YOGYAKARTA, POPULI.ID – Kepala Otoritas Jasa Keuangan (OJK) DIY Eko Yunianto melihat minat masyarakat di wilayah DIY cukup besar terhadap investasi di pasar modal.
Disebutnya, hal itu tercermin dari data perkembangan SID Saham, Reksa Dana, dan Surat Berharga Negara (SBN) yang terus meningkat sejak Juni 2022 hingga Juni 2025.
Pada Juni 2024, jumlah SID Saham meningkat secara year on year (yoy) dari 116.855 menjadi 143.439. Sementara jumlah SID Reksadana juga turut mengalami peningkatan secara yoy dari 227.993 menjadi 255.477. Selain itu, SID SBN juga meningkat secara yoy dari 19.126 menjadi 22.452.
“Pada bulan Juni 2025, nilai transaksi saham yang ada di wilayah DIY mencapai Rp3,28 miliar. Hal ini menunjukkan bahwa masyarakat sebagai investor mulai memiliki optimisme dan kepercayaan terhadap perekonomian nasional serta sadar terhadap pentingnya berinvestasi,” katanya saat diwawancarai wartawan, Jumat (10/9/2025).
Eko menyebut jumlah investor pasar modal di wilayah DIY didominasi oleh investor individu dengan tren jumlah Single Investor Identification (SID) saham, reksadana, dan SBN dari Juni 2022 hingga Juni 2025 yang terus meningkat.
Jumlah SID Saham untuk tipe investor individu meningkat secara yoy dari sebesar 116.761 pada Juni 2024 menjadi 143.332 pada Juni 2025.
Jumlah SID Reksadana untuk tipe investor individu meningkat secara yoy dari sebesar 227.828 pada Juni 2024 menjadi 255.266 pada Juni 2025.
Selain itu, jumlah SID SBN juga mengalami peningkatan secara yoy dari sebesar 19.041 pada Juni 2024 menjadi 22.350 pada Juni 2025.
Pihaknya menyampaikan telah memberikan edukasi terkait pasar modal kepada masyarakat. Eko juga menyebut semakin banyak masyarakat yang ingin mendapatkan edukasi.
Masyarakat disebutnya telah memahami kondisi yang tidak pasti di masa depan perlu diantisipasi. Hal tersebut menurutnya tidak hanya sekedar direspon melalui cara menabung namun investasi
Selain itu, berdasarkan hasil Survei Nasional Literasi dan Inklusi Keuangan (SNLIK), pada tahun 2025 indeks literasi pasar modal mencapai sebesar 17,78 persen meningkat dibandingkan tahun 2024 sebesar 15,43 persen.
“Sedangkan indeks inklusi pasar modal sebesar 1,34 persen menurun dibandingkan tahun 2024 yang mencapai sebesar 1,60 persen,” katanya.
“Peningkatan indeks literasi pada sektor pasar modal ini juga menunjukkan bahwa upaya edukasi yang kami lakukan bekerja sama dengan Kementerian/Lembaga, BEI dan PUJK berjalan cukup efektif,” katanya.
Investasi di pasar modal dilakukan oleh Wulan Intandari, pekerja media di Yogyakarta.
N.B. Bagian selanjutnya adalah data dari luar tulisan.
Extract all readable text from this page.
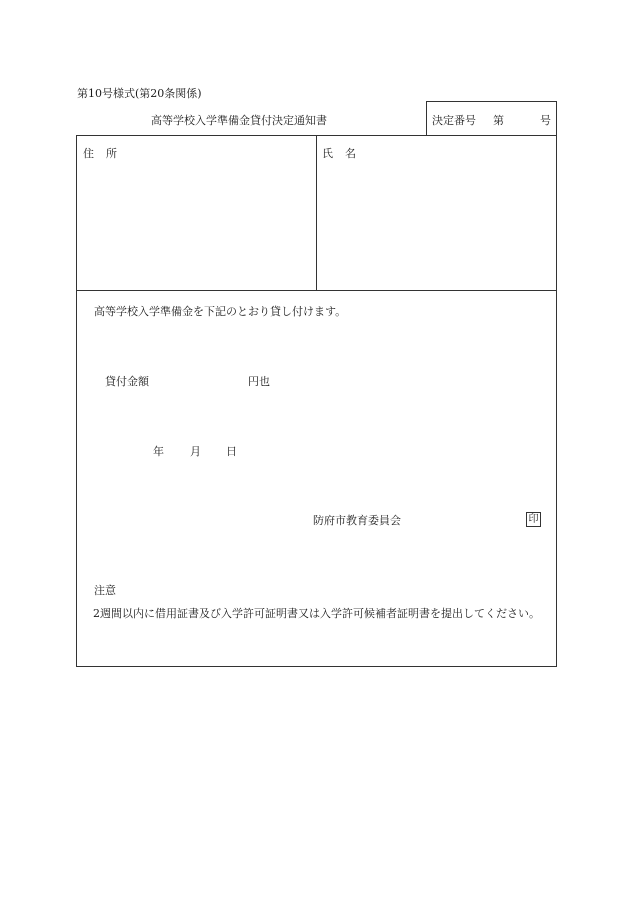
第10号様式(第20条関係)
高等学校入学準備金貸付決定通知書	決定番号 第	号
住所	氏名
高等学校入学準備金を下記のとおり貸し付けます。
貸付金額	円也
年 月 日
防府市教育委員会	印
注意
2週間以内に借用証書及び入学許可証明書又は入学許可候補者証明書を提出してください。
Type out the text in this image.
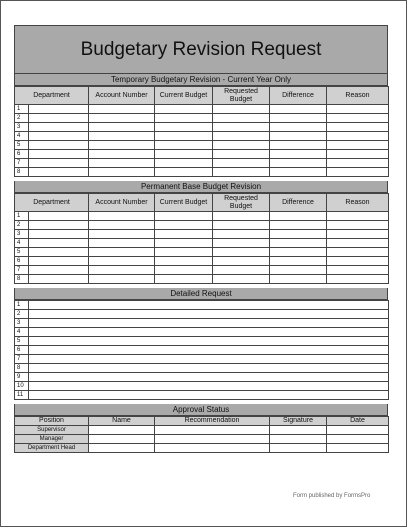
Budgetary Revision Request
Temporary Budgetary Revision - Current Year Only
Department	Account Number	Current Budget	Requested Budget	Difference	Reason

1					

2					

3					

4					

5					

6					

7					

8					

Permanent Base Budget Revision
Department	Account Number	Current Budget	Requested Budget	Difference	Reason

1					

2					

3					

4					

5					

6					

7					

8					

Detailed Request
1	
2	
3	
4	
5	
6	
7	
8	
9	
10	
11	
Approval Status
Position	Name	Recommendation	Signature	Date
Supervisor				
Manager				
Department Head				
Form published by FormsPro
Dirinya mengaku berinvestasi melalui saham.
“Saya melakukan investasi lewat aplikasi Stockbit,” katanya.
Disebutnya, saham menjanjikan peluang untung yang cukup tinggi meskipun dalam waktu yang lama. Ia menekankan, untuk mendapatkan hasil yang maksimal, perlu memahami cara mengelola dan aturan dalam berinvestasi saham.
“Selain itu, investasi juga dapat memberikan penghasilan tambahan (passive income) yang terus berjalan bahkan saat tidak aktif bekerja, karena ada pembagian dividen saham atau bunga investasi,” katanya.
Ia menyampaikan, dalam melakukan investasi saham, seorang investor perlu memperhatikan risiko dan kondisi pasar.
“Tantangannya lebih ke volatilitas pasar sih yang bisa membuat harga naik atau turun cepat banget. Nah faktor psikologis,” katanya.
“Seperti emosi tuh jadi tantangan menurutku karena bisa memicu keputusan buruk, terus kurangnya pengetahuan tentang cara kerja pasar saham,” tambah Intan.
Oleh karena itu, ia mengantisipasi segala resiko pasar dengan terus memantau berita tentang perusahaan yang sahamnya telah dibeli.
“Karena kadang sentimen pasar global atau geopolitik juga mempengaruhi harga saham,” katanya.